If you don’t need or want a server, consider using SQLite, it
is a serverless relational database management system that is
configuration-free and portable. An SQLite database is a single file
that can grow up to 281 TB or the file size limit of the file system
used, whichever is smaller.
9- High-throughput data.
Organize the data hierarchically by plate and well as this is the
structure most analysis software can use, e.g.:
▽ Chromosome_condensation_project
▽ primary_screen
▽ images
▽ plate1_replicate1
▽ well001
W001-P001-Z000-T0000-s1234-Cy3.tif
W001-P001-Z000-T0000-s1234-EGFP.tif
▷ well002
▷ plate1_replicate2
▷ plate2_replicate1
▽ analysis
▷ configuration_files
▷ segmentation
▽ feature_extraction
▽ plate1_replicate1
▽ well001
W001-P001-Z000-T0000-s1234-Cy3.txt
W001-P001-Z000-T0000-s1234-EGFP.txt
▷ well002
▷ plate1_replicate2
▷ plate2_replicate1
▷ code
▷ validation_screen
- It is imperative to define naming and other conventions at the start
of the project (see point 3 above). Respect of these conventions is
extremely important as the volume of data usually prevents easy
detection and fixing of problems.
- Automate all data writing steps. Never write or edit file names or
data by hand. If there’s an issue, fix the code causing the
problem.
- It is strongly recommended to build a database to capture
relationships between different entities (e.g. association between
reagents, images and proteins/genes) and associated metadata (e.g. what
passed which quality control step, what data is derived from what…). The
time invested doing this at the beginning will be largely repaid by the
end of the project. Without a database, long-running projects always run
into time-consuming data issues towards the end.
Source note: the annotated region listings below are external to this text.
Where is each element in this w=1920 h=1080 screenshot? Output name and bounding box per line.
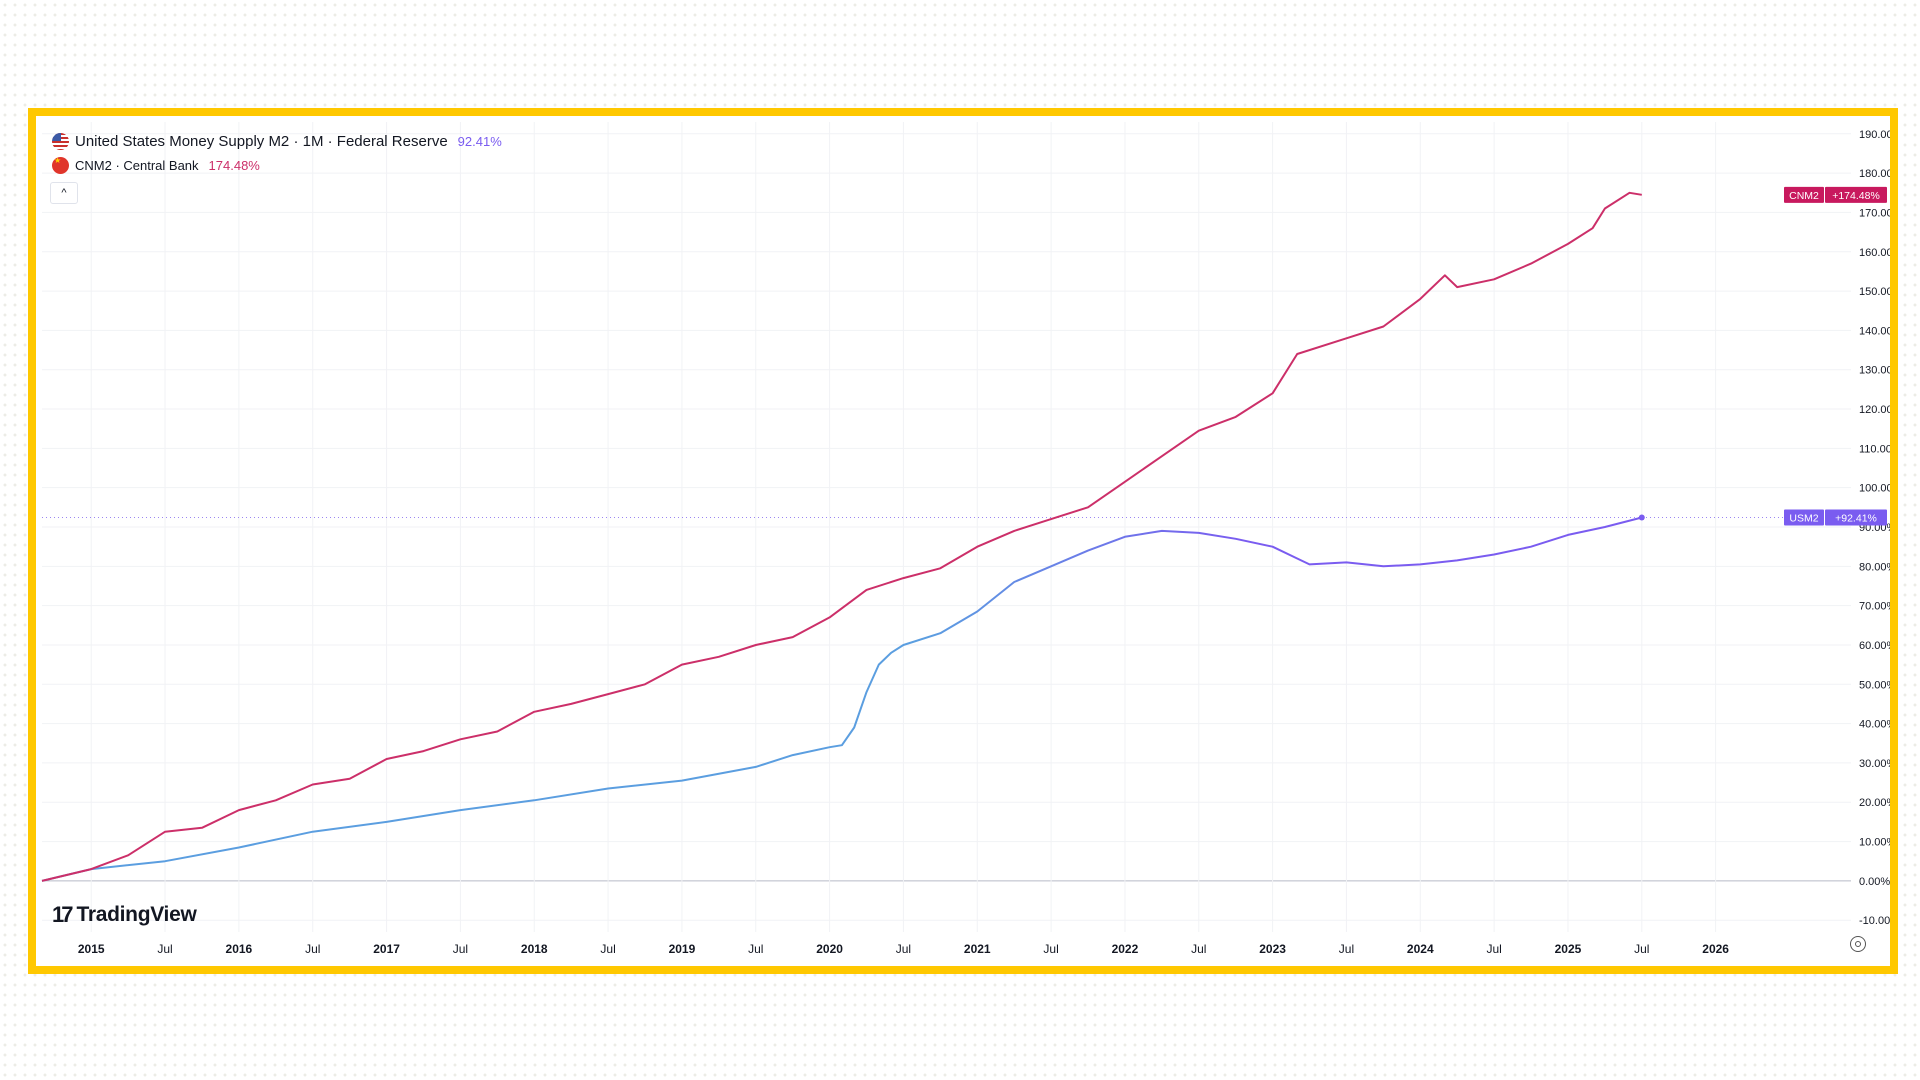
y-tick-label: 70.00% [1859,601,1890,613]
legend-cn-title: CNM2 · Central Bank [75,157,199,173]
x-tick-label: 2021 [964,942,991,956]
x-tick-label: Jul [1486,942,1501,956]
us-flag-icon [52,132,69,150]
y-tick-label: 140.00% [1859,325,1890,337]
price-tag-name: CNM2 [1789,190,1819,202]
x-tick-label: 2026 [1702,942,1729,956]
price-tag-value: +92.41% [1835,513,1877,525]
y-tick-label: 10.00% [1859,837,1890,849]
y-tick-label: 20.00% [1859,797,1890,809]
legend-us-m2[interactable]: United States Money Supply M2 · 1M · Fed… [52,130,502,152]
chart-settings-icon[interactable] [1850,936,1866,952]
y-tick-label: 130.00% [1859,365,1890,377]
x-tick-label: Jul [1634,942,1649,956]
x-tick-label: Jul [896,942,911,956]
x-tick-label: 2018 [521,942,548,956]
y-tick-label: -10.00% [1859,915,1890,927]
x-tick-label: Jul [748,942,763,956]
x-tick-label: 2019 [669,942,696,956]
y-tick-label: 120.00% [1859,404,1890,416]
x-tick-label: 2016 [226,942,253,956]
x-tick-label: Jul [453,942,468,956]
y-tick-label: 80.00% [1859,561,1890,573]
price-tag-name-box [1784,509,1824,526]
y-tick-label: 160.00% [1859,247,1890,259]
price-tag-name: USM2 [1789,513,1818,525]
china-flag-icon [52,156,69,174]
tradingview-logo-text: TradingView [76,903,197,926]
y-tick-label: 170.00% [1859,207,1890,219]
legend-us-value: 92.41% [457,133,502,149]
y-tick-label: 190.00% [1859,129,1890,141]
y-tick-label: 150.00% [1859,286,1890,298]
collapse-legend-button[interactable]: ^ [50,182,78,204]
series-line-us-m2 [41,516,1643,882]
x-tick-label: Jul [1339,942,1354,956]
y-tick-label: 110.00% [1859,443,1890,455]
legend-us-title: United States Money Supply M2 · 1M · Fed… [75,132,448,150]
x-tick-label: Jul [600,942,615,956]
us-last-point [1638,514,1645,521]
y-tick-label: 60.00% [1859,640,1890,652]
legend-cnm2[interactable]: CNM2 · Central Bank 174.48% [52,154,260,176]
x-tick-label: Jul [1043,942,1058,956]
legend-cn-value: 174.48% [208,157,260,173]
chart-canvas: 190.00%180.00%170.00%160.00%150.00%140.0… [41,122,1890,956]
y-tick-label: 100.00% [1859,483,1890,495]
x-tick-label: 2023 [1259,942,1286,956]
y-tick-label: 180.00% [1859,168,1890,180]
price-tag-value-box [1825,186,1887,203]
tradingview-logo-icon: 17 [52,902,74,927]
price-tag-value: +174.48% [1832,190,1880,202]
x-tick-label: 2020 [816,942,843,956]
chart-frame: 190.00%180.00%170.00%160.00%150.00%140.0… [28,108,1898,974]
x-tick-label: 2025 [1555,942,1582,956]
x-tick-label: Jul [1191,942,1206,956]
x-tick-label: 2024 [1407,942,1434,956]
x-tick-label: 2022 [1112,942,1139,956]
y-tick-label: 0.00% [1859,876,1890,888]
series-line-cnm2 [41,191,1642,882]
x-tick-label: Jul [157,942,172,956]
y-tick-label: 30.00% [1859,758,1890,770]
x-tick-label: Jul [305,942,320,956]
price-tag-name-box [1784,186,1824,203]
x-tick-label: 2015 [78,942,105,956]
x-tick-label: 2017 [373,942,400,956]
y-tick-label: 50.00% [1859,679,1890,691]
price-tag-value-box [1825,509,1887,526]
tradingview-logo: 17 TradingView [52,902,197,928]
y-tick-label: 40.00% [1859,719,1890,731]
- All code used in the project should get its input parameters from a
configuration file.
- Code used in the project should read from, and write to, the project
database. This keeps the database up-to-date in a timely manner and
ensures collaborators are all working with the same data.
- Keep configuration files and code under version control to keep
track of the different iterations of the data analysis.
10- Ensure file integrity
Errors can happen when copying or moving files so copies should be
checked against the original. This is done by comparing checksums of the
two files. A simple way of doing this is to copy files using rsync then
repeating the rsync command with the -n option to compare the two
copies. Avoid copying files using drag-and-drop motions.